After balking at how much Best Buy paid its executives a couple of years ago, shareholders are showing increasing confidence in the retailer’s executive compensation plan.
At Best Buy’s annual meeting earlier this week, 98 percent of shareholders endorsed the retailer’s executive compensation in the nonbinding “say-on-pay” vote, according to results that the company filed with the Securities and Exchange Commission.
That is a big improvement from 2012, when only 38 percent gave Best Buy a thumbs up on that measure. That vote came during a period of upheaval for Best Buy, between the resignation of CEO Brian Dunn and the hiring of Hubert Joly to run the Richfield-based electronics retailer.
Shareholders were particularly upset at that time by a separation package valued at more than $4 million given to Dunn, who resigned amid allegations that he used company resources to carry on an affair with a female employee.
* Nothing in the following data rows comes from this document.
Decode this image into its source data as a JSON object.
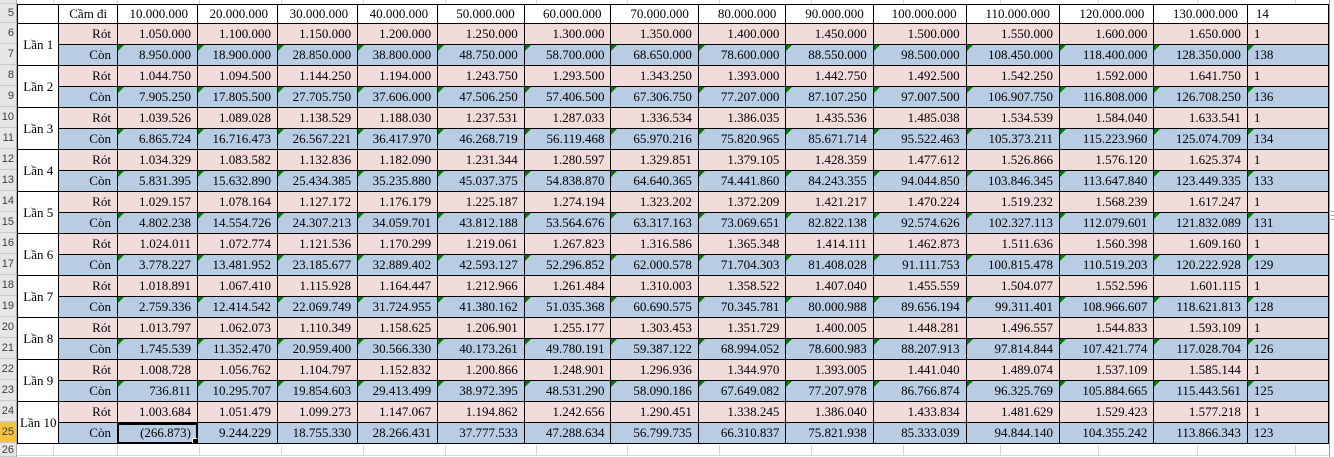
{
  "table": {
    "corner_header": "Cầm đi",
    "column_headers": [
      "10.000.000",
      "20.000.000",
      "30.000.000",
      "40.000.000",
      "50.000.000",
      "60.000.000",
      "70.000.000",
      "80.000.000",
      "90.000.000",
      "100.000.000",
      "110.000.000",
      "120.000.000",
      "130.000.000"
    ],
    "column_header_partial": "14",
    "row_types": [
      "Rót",
      "Còn"
    ],
    "groups": [
      {
        "label": "Lần 1",
        "rot": [
          "1.050.000",
          "1.100.000",
          "1.150.000",
          "1.200.000",
          "1.250.000",
          "1.300.000",
          "1.350.000",
          "1.400.000",
          "1.450.000",
          "1.500.000",
          "1.550.000",
          "1.600.000",
          "1.650.000"
        ],
        "rot_partial": "1",
        "con": [
          "8.950.000",
          "18.900.000",
          "28.850.000",
          "38.800.000",
          "48.750.000",
          "58.700.000",
          "68.650.000",
          "78.600.000",
          "88.550.000",
          "98.500.000",
          "108.450.000",
          "118.400.000",
          "128.350.000"
        ],
        "con_partial": "138"
      },
      {
        "label": "Lần 2",
        "rot": [
          "1.044.750",
          "1.094.500",
          "1.144.250",
          "1.194.000",
          "1.243.750",
          "1.293.500",
          "1.343.250",
          "1.393.000",
          "1.442.750",
          "1.492.500",
          "1.542.250",
          "1.592.000",
          "1.641.750"
        ],
        "rot_partial": "1",
        "con": [
          "7.905.250",
          "17.805.500",
          "27.705.750",
          "37.606.000",
          "47.506.250",
          "57.406.500",
          "67.306.750",
          "77.207.000",
          "87.107.250",
          "97.007.500",
          "106.907.750",
          "116.808.000",
          "126.708.250"
        ],
        "con_partial": "136"
      },
      {
        "label": "Lần 3",
        "rot": [
          "1.039.526",
          "1.089.028",
          "1.138.529",
          "1.188.030",
          "1.237.531",
          "1.287.033",
          "1.336.534",
          "1.386.035",
          "1.435.536",
          "1.485.038",
          "1.534.539",
          "1.584.040",
          "1.633.541"
        ],
        "rot_partial": "1",
        "con": [
          "6.865.724",
          "16.716.473",
          "26.567.221",
          "36.417.970",
          "46.268.719",
          "56.119.468",
          "65.970.216",
          "75.820.965",
          "85.671.714",
          "95.522.463",
          "105.373.211",
          "115.223.960",
          "125.074.709"
        ],
        "con_partial": "134"
      },
      {
        "label": "Lần 4",
        "rot": [
          "1.034.329",
          "1.083.582",
          "1.132.836",
          "1.182.090",
          "1.231.344",
          "1.280.597",
          "1.329.851",
          "1.379.105",
          "1.428.359",
          "1.477.612",
          "1.526.866",
          "1.576.120",
          "1.625.374"
        ],
        "rot_partial": "1",
        "con": [
          "5.831.395",
          "15.632.890",
          "25.434.385",
          "35.235.880",
          "45.037.375",
          "54.838.870",
          "64.640.365",
          "74.441.860",
          "84.243.355",
          "94.044.850",
          "103.846.345",
          "113.647.840",
          "123.449.335"
        ],
        "con_partial": "133"
      },
      {
        "label": "Lần 5",
        "rot": [
          "1.029.157",
          "1.078.164",
          "1.127.172",
          "1.176.179",
          "1.225.187",
          "1.274.194",
          "1.323.202",
          "1.372.209",
          "1.421.217",
          "1.470.224",
          "1.519.232",
          "1.568.239",
          "1.617.247"
        ],
        "rot_partial": "1",
        "con": [
          "4.802.238",
          "14.554.726",
          "24.307.213",
          "34.059.701",
          "43.812.188",
          "53.564.676",
          "63.317.163",
          "73.069.651",
          "82.822.138",
          "92.574.626",
          "102.327.113",
          "112.079.601",
          "121.832.089"
        ],
        "con_partial": "131"
      },
      {
        "label": "Lần 6",
        "rot": [
          "1.024.011",
          "1.072.774",
          "1.121.536",
          "1.170.299",
          "1.219.061",
          "1.267.823",
          "1.316.586",
          "1.365.348",
          "1.414.111",
          "1.462.873",
          "1.511.636",
          "1.560.398",
          "1.609.160"
        ],
        "rot_partial": "1",
        "con": [
          "3.778.227",
          "13.481.952",
          "23.185.677",
          "32.889.402",
          "42.593.127",
          "52.296.852",
          "62.000.578",
          "71.704.303",
          "81.408.028",
          "91.111.753",
          "100.815.478",
          "110.519.203",
          "120.222.928"
        ],
        "con_partial": "129"
      },
      {
        "label": "Lần 7",
        "rot": [
          "1.018.891",
          "1.067.410",
          "1.115.928",
          "1.164.447",
          "1.212.966",
          "1.261.484",
          "1.310.003",
          "1.358.522",
          "1.407.040",
          "1.455.559",
          "1.504.077",
          "1.552.596",
          "1.601.115"
        ],
        "rot_partial": "1",
        "con": [
          "2.759.336",
          "12.414.542",
          "22.069.749",
          "31.724.955",
          "41.380.162",
          "51.035.368",
          "60.690.575",
          "70.345.781",
          "80.000.988",
          "89.656.194",
          "99.311.401",
          "108.966.607",
          "118.621.813"
        ],
        "con_partial": "128"
      },
      {
        "label": "Lần 8",
        "rot": [
          "1.013.797",
          "1.062.073",
          "1.110.349",
          "1.158.625",
          "1.206.901",
          "1.255.177",
          "1.303.453",
          "1.351.729",
          "1.400.005",
          "1.448.281",
          "1.496.557",
          "1.544.833",
          "1.593.109"
        ],
        "rot_partial": "1",
        "con": [
          "1.745.539",
          "11.352.470",
          "20.959.400",
          "30.566.330",
          "40.173.261",
          "49.780.191",
          "59.387.122",
          "68.994.052",
          "78.600.983",
          "88.207.913",
          "97.814.844",
          "107.421.774",
          "117.028.704"
        ],
        "con_partial": "126"
      },
      {
        "label": "Lần 9",
        "rot": [
          "1.008.728",
          "1.056.762",
          "1.104.797",
          "1.152.832",
          "1.200.866",
          "1.248.901",
          "1.296.936",
          "1.344.970",
          "1.393.005",
          "1.441.040",
          "1.489.074",
          "1.537.109",
          "1.585.144"
        ],
        "rot_partial": "1",
        "con": [
          "736.811",
          "10.295.707",
          "19.854.603",
          "29.413.499",
          "38.972.395",
          "48.531.290",
          "58.090.186",
          "67.649.082",
          "77.207.978",
          "86.766.874",
          "96.325.769",
          "105.884.665",
          "115.443.561"
        ],
        "con_partial": "125"
      },
      {
        "label": "Lần 10",
        "rot": [
          "1.003.684",
          "1.051.479",
          "1.099.273",
          "1.147.067",
          "1.194.862",
          "1.242.656",
          "1.290.451",
          "1.338.245",
          "1.386.040",
          "1.433.834",
          "1.481.629",
          "1.529.423",
          "1.577.218"
        ],
        "rot_partial": "1",
        "con": [
          "(266.873)",
          "9.244.229",
          "18.755.330",
          "28.266.431",
          "37.777.533",
          "47.288.634",
          "56.799.735",
          "66.310.837",
          "75.821.938",
          "85.333.039",
          "94.844.140",
          "104.355.242",
          "113.866.343"
        ],
        "con_partial": "123"
      }
    ]
  },
  "selection": {
    "group_index": 9,
    "row_type": "con",
    "col_index": 0,
    "selected_row_number": "25"
  },
  "row_numbers": [
    "5",
    "6",
    "7",
    "8",
    "9",
    "10",
    "11",
    "12",
    "13",
    "14",
    "15",
    "16",
    "17",
    "18",
    "19",
    "20",
    "21",
    "22",
    "23",
    "24",
    "25",
    "26"
  ],
  "colors": {
    "rot_row_bg": "#F2DCDB",
    "con_row_bg": "#B8CCE4",
    "error_indicator_green": "#007A00",
    "row_header_bg": "#E6E6E6",
    "selected_row_header_bg": "#F5C243"
  }
}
Questions also were raised about stock and retention bonuses given to top executives that were not linked to performance standards.
After that low say-on-pay vote, the company made changes such as narrowing its noncompete clauses to one year and saying executives would lose cash and stock options if they quit under pressure or were fired.
Last year, shareholders approved the say-on-pay vote by 83 percent.
In recent years, the company also has been more active in reaching out to shareholders to discuss its compensation practices and has been more closely tying pay to performance. For example, last year, the company increased the performance share of Joly’s long-term bonus from a third to a half.
This year, proxy advisers Institutional Shareholder Services and Glass, Lewis & Co. both recommended a “yes” vote on Best Buy’s executive compensation.
ISS noted that the company has improved its disclosure of metrics used for short-term bonuses and that Joly’s total compensation declined 38 percent last year, bringing his pay to just above the median of the company’s peer group.
While Glass, Lewis sanctioned the compensation overall, it still noted some concerns such as that long-term bonuses are linked to just one performance metric and that Best Buy uses companies in its peer group that are more than twice the size of its market capitalization, which can inflate pay.
Three other proposals presented to shareholders at Best Buy’s annual meeting on Tuesday also passed by wide margins. Seven directors were easily re-elected, garnering more than 95 percent of votes.
Shareholders also ratified the selection of Deloitte & Touche to be Best Buy’s public accounting firm and approved a stock and incentive plan for employees.